6. La Mechi

Los laberintos de la memoria, por José Ernesto Schulman

 

 

A la mañana hablé al laburo y avisé que estaba enfermo. Les pedí que prestaran atención por si alguien me buscaba o necesitaba de mí.  Volví a la casa y estuve escuchando radio y viendo televisión todo el tiempo.

Al segundo o tercer día habló Martínez de Hoz y definió los objetivos del golpe. La cosa estaba más  clara que el agua: habían ganado los malos.

Se hizo una reunión de la dirección del Partido, todos coincidimos en el diagnóstico y elaboramos un volante contra la dictadura fascista. 

Al otro día cayó Hugo, explicó la posición del Partido e impuso que los volantes que no se hubieran repartido, se destruyeran.  En su lugar se debía repartir el de la Dirección Nacional y a todos les pareció bien: -seguro que el central maneja más elementos que nosotros pensamos todos.

Al quinto o sexto día la gente de la casa, una parejita de estudiantes, él inspector de tránsito y ella estudiante de derecho, me pidieron que me vaya. -Que la casa era muy chica (cosa que era verdad, no era mucho más que un garaje reacondicionado), que ellos temían por mi seguridad, que la de ellos no importaba…. pero era obvio que la causa era el miedo. 

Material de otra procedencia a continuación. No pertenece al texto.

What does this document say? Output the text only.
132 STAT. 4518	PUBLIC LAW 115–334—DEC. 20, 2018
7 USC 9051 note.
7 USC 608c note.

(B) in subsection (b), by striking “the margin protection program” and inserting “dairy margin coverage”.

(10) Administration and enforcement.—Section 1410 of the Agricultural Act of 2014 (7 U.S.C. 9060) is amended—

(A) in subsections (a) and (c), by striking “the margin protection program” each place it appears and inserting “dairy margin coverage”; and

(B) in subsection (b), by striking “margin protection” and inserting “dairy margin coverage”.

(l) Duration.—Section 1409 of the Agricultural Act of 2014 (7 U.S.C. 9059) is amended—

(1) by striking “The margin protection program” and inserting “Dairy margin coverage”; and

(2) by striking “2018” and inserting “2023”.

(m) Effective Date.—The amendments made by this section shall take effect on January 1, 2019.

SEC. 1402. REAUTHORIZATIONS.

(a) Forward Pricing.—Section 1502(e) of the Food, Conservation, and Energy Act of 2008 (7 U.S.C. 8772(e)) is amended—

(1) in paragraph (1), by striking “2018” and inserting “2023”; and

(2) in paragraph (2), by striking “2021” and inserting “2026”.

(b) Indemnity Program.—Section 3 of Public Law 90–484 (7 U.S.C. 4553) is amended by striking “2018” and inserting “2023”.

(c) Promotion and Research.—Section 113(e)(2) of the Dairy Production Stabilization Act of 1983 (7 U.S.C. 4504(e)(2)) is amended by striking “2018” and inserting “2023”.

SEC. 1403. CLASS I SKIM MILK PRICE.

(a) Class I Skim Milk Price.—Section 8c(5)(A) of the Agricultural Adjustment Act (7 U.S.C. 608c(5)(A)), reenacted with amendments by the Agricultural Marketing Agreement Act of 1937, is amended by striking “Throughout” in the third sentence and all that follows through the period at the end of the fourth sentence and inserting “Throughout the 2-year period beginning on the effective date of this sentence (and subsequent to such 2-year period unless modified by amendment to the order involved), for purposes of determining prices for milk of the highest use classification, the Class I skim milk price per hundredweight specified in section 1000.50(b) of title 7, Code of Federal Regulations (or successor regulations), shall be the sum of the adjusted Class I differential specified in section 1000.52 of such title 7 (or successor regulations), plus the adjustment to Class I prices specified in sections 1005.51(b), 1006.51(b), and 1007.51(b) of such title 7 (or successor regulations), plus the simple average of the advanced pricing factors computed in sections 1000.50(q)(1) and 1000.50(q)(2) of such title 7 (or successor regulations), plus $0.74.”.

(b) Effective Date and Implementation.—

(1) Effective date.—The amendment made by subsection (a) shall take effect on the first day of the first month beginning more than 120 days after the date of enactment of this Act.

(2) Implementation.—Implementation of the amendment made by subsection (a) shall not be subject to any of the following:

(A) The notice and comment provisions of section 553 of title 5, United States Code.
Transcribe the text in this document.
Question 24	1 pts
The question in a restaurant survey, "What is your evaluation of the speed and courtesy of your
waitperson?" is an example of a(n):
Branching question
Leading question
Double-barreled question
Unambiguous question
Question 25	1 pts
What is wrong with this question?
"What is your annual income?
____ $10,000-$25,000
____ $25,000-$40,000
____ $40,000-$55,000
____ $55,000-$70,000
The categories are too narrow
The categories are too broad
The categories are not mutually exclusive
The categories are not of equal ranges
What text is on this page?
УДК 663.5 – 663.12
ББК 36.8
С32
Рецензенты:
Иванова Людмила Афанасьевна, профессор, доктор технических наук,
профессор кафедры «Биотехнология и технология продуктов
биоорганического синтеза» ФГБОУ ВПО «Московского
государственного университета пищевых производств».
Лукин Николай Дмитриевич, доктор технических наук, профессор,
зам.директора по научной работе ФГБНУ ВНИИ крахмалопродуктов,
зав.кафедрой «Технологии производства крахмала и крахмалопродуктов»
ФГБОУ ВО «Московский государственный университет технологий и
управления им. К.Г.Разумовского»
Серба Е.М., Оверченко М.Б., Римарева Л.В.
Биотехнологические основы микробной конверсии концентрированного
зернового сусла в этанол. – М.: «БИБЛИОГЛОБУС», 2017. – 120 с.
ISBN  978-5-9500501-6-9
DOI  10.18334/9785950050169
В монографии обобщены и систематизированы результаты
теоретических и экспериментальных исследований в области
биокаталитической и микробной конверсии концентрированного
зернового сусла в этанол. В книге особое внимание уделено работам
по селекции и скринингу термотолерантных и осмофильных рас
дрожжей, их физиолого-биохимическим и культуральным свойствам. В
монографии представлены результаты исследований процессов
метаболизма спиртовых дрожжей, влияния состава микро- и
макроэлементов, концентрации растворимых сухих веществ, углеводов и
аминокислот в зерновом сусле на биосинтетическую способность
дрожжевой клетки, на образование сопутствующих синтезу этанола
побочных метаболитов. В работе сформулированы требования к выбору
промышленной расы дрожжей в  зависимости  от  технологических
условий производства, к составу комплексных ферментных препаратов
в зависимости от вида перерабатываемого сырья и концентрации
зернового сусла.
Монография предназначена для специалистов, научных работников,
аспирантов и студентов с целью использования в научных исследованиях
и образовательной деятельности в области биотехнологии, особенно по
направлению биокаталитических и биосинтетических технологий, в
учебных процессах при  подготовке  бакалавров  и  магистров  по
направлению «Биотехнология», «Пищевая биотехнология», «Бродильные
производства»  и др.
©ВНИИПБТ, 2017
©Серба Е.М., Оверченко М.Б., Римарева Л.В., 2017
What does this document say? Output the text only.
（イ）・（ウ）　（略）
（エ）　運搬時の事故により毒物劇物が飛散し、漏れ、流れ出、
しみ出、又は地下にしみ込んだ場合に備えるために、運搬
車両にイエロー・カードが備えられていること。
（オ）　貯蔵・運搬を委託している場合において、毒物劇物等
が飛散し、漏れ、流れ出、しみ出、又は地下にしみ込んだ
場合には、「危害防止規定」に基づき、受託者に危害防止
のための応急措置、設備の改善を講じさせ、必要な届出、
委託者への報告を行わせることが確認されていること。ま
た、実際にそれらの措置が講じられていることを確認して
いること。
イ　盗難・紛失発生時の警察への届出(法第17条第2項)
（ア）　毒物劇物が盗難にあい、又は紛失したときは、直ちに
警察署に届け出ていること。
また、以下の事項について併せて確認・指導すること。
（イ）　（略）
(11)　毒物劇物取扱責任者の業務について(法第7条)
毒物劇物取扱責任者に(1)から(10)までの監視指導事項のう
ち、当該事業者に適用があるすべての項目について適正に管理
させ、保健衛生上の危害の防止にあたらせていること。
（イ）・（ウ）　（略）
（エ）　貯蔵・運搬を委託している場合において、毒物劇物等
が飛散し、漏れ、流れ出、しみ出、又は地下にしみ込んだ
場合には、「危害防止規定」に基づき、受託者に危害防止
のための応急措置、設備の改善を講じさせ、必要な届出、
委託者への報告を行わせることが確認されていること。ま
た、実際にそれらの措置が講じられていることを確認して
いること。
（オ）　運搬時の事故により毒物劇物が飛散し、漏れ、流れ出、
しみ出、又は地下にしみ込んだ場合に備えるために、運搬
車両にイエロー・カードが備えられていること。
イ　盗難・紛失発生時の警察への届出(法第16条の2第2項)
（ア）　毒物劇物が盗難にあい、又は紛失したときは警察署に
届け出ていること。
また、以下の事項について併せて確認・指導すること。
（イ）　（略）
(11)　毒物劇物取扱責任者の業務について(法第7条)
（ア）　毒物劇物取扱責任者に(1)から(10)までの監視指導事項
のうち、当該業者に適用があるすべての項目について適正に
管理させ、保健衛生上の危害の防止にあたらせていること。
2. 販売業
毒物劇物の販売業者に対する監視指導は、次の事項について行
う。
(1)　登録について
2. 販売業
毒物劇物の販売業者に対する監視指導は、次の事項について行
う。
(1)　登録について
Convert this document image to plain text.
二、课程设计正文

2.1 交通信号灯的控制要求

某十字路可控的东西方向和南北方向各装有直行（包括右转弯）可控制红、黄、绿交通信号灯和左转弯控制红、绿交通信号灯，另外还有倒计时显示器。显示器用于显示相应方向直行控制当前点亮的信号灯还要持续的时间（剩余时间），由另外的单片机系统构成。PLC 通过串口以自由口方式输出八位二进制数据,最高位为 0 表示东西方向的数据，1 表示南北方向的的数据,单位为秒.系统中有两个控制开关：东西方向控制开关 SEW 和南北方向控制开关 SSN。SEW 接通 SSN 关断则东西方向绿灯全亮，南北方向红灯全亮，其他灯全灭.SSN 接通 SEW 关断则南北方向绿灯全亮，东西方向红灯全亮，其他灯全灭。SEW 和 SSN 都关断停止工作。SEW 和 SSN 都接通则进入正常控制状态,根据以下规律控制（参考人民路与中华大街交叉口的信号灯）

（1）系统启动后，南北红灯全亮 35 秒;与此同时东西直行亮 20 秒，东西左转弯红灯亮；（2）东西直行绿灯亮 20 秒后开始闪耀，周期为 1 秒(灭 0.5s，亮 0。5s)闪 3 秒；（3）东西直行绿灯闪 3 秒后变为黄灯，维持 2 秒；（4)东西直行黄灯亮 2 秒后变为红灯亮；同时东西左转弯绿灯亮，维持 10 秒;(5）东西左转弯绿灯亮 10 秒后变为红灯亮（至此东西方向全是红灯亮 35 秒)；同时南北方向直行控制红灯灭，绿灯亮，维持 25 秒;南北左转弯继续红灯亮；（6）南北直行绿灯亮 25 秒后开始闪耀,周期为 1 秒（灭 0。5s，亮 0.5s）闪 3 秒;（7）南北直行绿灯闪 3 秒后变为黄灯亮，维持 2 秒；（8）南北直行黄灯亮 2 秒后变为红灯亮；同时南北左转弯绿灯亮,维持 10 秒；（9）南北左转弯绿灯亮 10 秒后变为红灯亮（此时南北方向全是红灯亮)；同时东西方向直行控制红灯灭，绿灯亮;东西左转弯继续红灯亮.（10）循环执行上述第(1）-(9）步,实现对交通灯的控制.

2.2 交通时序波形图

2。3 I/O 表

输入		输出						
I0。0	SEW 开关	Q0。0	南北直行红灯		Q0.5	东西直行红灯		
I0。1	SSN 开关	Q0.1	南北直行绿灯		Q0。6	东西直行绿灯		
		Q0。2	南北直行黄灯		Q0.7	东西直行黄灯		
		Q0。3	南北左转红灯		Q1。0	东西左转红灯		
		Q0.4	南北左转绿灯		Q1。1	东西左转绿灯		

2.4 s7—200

No me dieron ni tiempo a buscar otra casa de las del Partido, así que antes que se haga de noche y se ponga más pesado, me fui a lo de una tía que tenía una especie de pensión familiar, nada formal, en la esquina de Urquiza y Tucumán. Los recuerdo con mucha ternura.  Él era primo de mi mamá y ella prima de mi papá. Eran bastante humildes y sin ninguna militancia o compromiso político, pero me acogieron sin el menor temor, con la naturalidad que da el cariño verdadero. Lo bueno era que ahí podía venir mi mamá con cierta tranquilidad, sin llamar la atención, y entonces podíamos vernos más seguido. Me pusieron una cama en la pieza de ellos para que nadie se diera cuenta de que había un pensionista más. A veces me pasaba días enteros sin salir de la pieza.  De hecho estaba en la pieza de mis tíos cuando cayó el ejército.

Paró un camioncito y un grupo de soldados armados con fusiles y ametralladoras entraron violentamente por la puerta preguntando por Susana. Yo me quedé congelado del susto y no podía ni moverme, pero los milicos entraron a la habitación de una estudiante de Química y se la llevaron arrastrando por los brazos.  Después embolsaron todo lo que había en la habitación y también se lo llevaron.  Dijeron que era una terrorista subversiva de Montoneros. Mucho después pude averiguar que la había pasado bastante mal y que estaba en la cárcel de mujeres de Devoto.

Decidí que había que salir de allí, -que no se podía tentar al Diablo, que haber zafado por dos veces de un allanamiento era bastante suerte. Anduve de aquí para allá hasta que el Partido estuvo un poco más organizado y me pudo dar plata para alquilar un departamentito por la zona norte de la ciudad.

Estaba tan apurado por meterme allí que me mudé antes de poder llevar algunos muebles y sin siquiera conectar la luz.

No había nada para comer, así que  me compré un paquete de dulce de membrillo y una botella de caña de durazno. También unas velas.

Cuando oscureció, encendí una, tiré el colchón en el dormitorio, vacío por completo, y acostado en el suelo, leí a Fucik, comí pan con dulce y tomé caña de durazno hasta que me quedé dormido.

Esa noche no soñé, ni escuché las sirenas que aullaban por la General Paz. Me levanté a la madrugada, esperé una hora decente y me fui a desayunar a un bar cercano. Compré el diario, y lo leí minuciosamente. Al pedo, porque en aquellos años donde menos uno podía informarse era en los diarios.

Como habían pasado unas semanas decidí volver al laburo y retomar más o menos la vida normal o lo que de ella quedaba. 

A la casa de mi vieja no me animé a ir, pero sí a lo de Graciela.  

Ella había encontrado una perrita en las vías cerca de su casa y me la regaló para que no estuviera tan solo en el departamento.

A la perrita le pusimos Mechi, total la verdadera estaba en Cuba.